第四十七話 よきつ屋
「肉じゃがでも作ろうかな」
野雲さんは妙にウキウキしながら冷蔵庫の中を眺めている。
「材料あるんだ」
「昨日の夜に移動販売車が来たから買ったの」
よきつ屋だ。
この島で自給自足できないものを本土から仕入れ、島民に販売する店。十九時には閉店するが、それから食料や調味料をたっぷり積んだ販売車に乗り込み、島中を『よきつや、よきつやだよお』と拡声器で言い回る。食べ物に限らずトイレットペーパーから洋服まで売っているので、島民にはこれ以上ありがたい話はない。
「お肉を買ったら、なぜかジャガイモまでオマケしてもらっちゃった」
鼻の下をのばしながら美少女にジャガイモを献上するよきつ屋の店主の顔が脳裏に浮かぶ。
「それは良かった。この島で暮らすなら、取り敢えずよきつ屋とは上手くやっていかないといけないからね」
「そうなんだ」
野雲さんは蛇口の水で手を洗いながら、応える。
しばらくすると、キッチンのほうから、包丁がまな板を叩く音がリズムよく流れてきた。ジャク、ジャク、と野菜が新鮮な音を立てて切断されていく。「ふんふふふーん」と上機嫌な鼻歌も途中から加わり、ダイニングを隔てて向こう側は何とも賑やかである。
そして、ソファで人形と肩を並べる僕は、理由の分からない孤立感に襲われた。いたたまれない気持ちが込み上げ、何となく帰りたくなってしまう。こんな小さな島で、僕がこんなにも心細い気持ちになる場所があったのかと少し驚きもした。
僕はここにいてはいけない存在なのではないか。
隣の人形が僕に視線を向けてきているような気がする。ここから出て行けと訴えているのだ。それだけではない。ラックに置かれた絵画や時計、植物にはじまり、ガラス机やその机上に置かれたティッシュやリモコン、僕が腰を下ろしているソファまでもが、僕に「立ち去れ」と怒鳴っているようだった。

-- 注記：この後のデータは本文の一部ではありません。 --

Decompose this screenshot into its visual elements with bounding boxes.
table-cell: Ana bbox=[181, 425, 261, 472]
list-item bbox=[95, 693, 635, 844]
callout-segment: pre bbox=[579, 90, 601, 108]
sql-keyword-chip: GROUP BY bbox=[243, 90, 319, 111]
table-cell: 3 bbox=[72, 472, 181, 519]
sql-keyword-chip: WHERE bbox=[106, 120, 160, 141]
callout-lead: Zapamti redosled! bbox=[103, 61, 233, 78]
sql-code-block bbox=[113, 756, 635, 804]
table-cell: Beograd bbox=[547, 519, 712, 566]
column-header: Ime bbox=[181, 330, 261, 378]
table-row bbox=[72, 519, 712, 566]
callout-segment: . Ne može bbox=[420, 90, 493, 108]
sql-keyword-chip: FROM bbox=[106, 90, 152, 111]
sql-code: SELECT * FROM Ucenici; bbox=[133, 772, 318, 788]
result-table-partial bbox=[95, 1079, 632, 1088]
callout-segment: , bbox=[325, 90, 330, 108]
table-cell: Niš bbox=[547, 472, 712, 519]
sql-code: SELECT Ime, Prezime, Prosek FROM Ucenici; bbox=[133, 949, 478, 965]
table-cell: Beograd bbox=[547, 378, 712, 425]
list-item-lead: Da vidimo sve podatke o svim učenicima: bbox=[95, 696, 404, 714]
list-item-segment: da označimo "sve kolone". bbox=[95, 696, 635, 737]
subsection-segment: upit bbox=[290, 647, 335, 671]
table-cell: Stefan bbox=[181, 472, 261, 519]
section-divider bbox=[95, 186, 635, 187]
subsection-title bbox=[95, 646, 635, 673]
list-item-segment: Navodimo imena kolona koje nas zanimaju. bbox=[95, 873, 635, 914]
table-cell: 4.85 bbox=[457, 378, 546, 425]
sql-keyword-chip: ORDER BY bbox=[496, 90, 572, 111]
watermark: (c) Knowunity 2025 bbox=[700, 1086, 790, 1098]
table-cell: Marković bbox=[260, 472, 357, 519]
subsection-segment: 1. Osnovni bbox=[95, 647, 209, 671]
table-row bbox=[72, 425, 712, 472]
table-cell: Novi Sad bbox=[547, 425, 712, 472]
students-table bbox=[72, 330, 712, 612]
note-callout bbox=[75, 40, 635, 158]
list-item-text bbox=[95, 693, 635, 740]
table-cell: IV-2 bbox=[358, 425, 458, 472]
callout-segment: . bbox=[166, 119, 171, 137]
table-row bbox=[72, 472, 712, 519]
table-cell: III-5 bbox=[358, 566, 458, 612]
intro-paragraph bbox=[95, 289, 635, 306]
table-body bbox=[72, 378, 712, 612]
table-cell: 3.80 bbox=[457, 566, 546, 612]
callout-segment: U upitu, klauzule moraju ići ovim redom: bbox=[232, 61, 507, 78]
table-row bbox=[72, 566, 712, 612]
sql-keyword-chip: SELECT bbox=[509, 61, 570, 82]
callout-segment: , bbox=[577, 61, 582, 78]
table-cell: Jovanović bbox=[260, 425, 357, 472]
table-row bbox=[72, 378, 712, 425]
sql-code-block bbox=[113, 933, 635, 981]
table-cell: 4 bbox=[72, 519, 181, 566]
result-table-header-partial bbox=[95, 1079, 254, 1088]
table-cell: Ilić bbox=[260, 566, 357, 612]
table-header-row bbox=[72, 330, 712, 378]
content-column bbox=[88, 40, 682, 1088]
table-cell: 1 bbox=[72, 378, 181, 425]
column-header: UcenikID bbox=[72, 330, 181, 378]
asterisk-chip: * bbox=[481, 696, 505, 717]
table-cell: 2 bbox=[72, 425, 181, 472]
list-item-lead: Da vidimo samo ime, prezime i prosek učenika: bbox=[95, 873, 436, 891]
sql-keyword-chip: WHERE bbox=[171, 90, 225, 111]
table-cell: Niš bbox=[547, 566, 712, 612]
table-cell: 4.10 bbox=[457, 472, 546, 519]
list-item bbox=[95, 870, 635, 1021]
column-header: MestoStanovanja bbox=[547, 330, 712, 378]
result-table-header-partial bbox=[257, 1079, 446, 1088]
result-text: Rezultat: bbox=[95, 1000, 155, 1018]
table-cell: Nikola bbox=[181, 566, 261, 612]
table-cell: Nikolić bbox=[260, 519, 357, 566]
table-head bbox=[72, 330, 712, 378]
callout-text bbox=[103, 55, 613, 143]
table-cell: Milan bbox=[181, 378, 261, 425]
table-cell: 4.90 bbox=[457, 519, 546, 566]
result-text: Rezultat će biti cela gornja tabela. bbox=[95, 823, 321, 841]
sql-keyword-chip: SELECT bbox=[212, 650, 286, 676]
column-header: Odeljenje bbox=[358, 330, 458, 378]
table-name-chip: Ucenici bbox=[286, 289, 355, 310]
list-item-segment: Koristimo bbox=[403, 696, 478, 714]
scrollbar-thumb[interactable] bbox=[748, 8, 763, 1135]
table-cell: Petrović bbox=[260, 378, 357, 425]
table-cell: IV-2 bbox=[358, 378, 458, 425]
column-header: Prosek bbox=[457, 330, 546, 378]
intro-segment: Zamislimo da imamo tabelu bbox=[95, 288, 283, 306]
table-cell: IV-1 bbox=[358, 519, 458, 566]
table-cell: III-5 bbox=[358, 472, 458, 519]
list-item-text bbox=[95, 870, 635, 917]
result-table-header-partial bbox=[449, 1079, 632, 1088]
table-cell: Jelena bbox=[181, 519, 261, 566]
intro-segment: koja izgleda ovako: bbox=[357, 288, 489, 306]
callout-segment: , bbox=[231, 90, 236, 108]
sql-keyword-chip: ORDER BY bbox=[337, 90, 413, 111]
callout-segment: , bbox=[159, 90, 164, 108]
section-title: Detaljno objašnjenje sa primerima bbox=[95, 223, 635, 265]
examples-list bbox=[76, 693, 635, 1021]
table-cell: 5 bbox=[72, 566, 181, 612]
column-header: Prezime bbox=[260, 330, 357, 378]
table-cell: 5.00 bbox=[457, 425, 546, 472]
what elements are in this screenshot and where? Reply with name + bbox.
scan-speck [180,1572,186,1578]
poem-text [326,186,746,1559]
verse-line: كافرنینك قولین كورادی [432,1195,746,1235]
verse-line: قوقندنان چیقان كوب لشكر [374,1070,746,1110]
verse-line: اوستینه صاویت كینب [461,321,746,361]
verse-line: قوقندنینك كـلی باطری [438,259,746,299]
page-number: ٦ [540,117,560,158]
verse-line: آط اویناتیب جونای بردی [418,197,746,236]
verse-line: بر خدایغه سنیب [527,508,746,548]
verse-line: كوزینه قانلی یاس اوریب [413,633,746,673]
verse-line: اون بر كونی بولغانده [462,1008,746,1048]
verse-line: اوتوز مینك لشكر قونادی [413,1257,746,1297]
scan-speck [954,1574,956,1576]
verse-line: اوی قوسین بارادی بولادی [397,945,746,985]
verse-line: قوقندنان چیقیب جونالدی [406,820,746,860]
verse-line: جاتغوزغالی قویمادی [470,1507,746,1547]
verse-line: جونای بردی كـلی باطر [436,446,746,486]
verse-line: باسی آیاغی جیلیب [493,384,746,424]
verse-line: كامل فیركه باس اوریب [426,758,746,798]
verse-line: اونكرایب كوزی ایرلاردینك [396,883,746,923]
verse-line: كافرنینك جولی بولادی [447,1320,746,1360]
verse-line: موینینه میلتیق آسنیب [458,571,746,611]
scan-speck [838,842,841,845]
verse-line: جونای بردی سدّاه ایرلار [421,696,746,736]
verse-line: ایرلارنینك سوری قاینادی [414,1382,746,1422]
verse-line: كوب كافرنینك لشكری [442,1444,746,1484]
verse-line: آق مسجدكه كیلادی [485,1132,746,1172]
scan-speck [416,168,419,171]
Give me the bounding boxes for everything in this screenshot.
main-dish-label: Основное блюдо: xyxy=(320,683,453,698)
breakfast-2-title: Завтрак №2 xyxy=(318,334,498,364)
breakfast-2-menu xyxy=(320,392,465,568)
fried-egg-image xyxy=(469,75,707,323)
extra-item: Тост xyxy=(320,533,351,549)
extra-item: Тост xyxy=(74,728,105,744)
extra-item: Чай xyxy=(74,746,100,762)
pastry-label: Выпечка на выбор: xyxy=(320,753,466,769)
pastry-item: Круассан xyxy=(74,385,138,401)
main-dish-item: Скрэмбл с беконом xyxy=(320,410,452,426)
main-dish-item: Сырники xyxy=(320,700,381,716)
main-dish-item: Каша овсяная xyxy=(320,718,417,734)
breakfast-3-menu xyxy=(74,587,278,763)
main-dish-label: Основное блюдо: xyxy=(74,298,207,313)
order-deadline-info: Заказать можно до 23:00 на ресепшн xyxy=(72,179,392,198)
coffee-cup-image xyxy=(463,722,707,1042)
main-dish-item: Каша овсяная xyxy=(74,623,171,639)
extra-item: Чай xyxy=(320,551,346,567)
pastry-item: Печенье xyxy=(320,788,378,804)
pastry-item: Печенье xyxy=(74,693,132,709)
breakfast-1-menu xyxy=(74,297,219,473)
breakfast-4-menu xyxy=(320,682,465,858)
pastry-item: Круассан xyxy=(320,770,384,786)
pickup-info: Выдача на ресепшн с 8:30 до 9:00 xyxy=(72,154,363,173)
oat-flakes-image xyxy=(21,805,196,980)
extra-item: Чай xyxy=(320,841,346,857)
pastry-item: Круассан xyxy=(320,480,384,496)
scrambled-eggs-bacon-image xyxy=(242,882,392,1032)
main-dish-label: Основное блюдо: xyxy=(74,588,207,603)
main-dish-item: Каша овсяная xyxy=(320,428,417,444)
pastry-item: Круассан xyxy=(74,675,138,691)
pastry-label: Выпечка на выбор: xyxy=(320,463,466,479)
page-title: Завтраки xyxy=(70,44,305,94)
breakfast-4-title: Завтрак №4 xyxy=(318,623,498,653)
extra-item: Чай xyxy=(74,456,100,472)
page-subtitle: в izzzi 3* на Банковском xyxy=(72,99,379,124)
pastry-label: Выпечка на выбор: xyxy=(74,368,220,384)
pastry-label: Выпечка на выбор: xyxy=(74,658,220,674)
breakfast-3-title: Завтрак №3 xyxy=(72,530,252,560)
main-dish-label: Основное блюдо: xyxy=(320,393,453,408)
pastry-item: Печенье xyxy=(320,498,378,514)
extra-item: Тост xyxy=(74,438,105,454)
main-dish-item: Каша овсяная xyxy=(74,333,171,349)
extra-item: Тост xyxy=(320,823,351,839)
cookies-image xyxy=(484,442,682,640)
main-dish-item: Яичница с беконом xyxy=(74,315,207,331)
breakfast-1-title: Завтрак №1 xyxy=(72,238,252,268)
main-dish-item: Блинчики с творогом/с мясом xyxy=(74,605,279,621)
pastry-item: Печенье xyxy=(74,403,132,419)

耐え切れずに顔を伏せて目を瞑ると、次第に野雲さんの鼻歌や包丁の刻む音が遠のいていくようだった。僕は、深く生暖かい泥沼へとゆっくり沈んでいくのだ。僕の存在を認める者も、認めない者も誰一人としていない、本当の孤独へ。
しかし、そうして完全に自分を塞ぎ込んだとき、ふと気が付いた。頭の先からつま先まで血液を抜き取られたように、表情が真っ青になるのが自分で分かる。
そうだ。すっかり忘れてしまっていた。
背後で包丁を握る彼女は、事件の犯人の可能性があるのだと。
そして、知った。
遠のいていくようだった包丁のリズムは、遠のいていたのではなく本当に途絶えていたのだと。野菜に向けられていた包丁は、今は別の何かに向けられているのだと。
ソファに深く腰掛ける僕のすぐ後ろで、近寄ってくる足跡。
高速で脈打つ僕の心臓。
僕は、一か八かで自分が座っている場所から立ち上がるかたちで飛び退いた。
そうして、背後の彼女と対峙する。
やはり、いた。
僕が先ほど座っていた場所のすぐ後ろに。
感情のない表情で、突っ立つ野雲明美。
そして、その手には包丁が――あれ? ない。
「え?」
僕は、思わず口をあんぐりと開けてしまった。
「どうしたの、そんなに機敏に立ち上がって」
野雲さんは包丁の代わりに両手で肉じゃがの盛られたうつわを持っていた。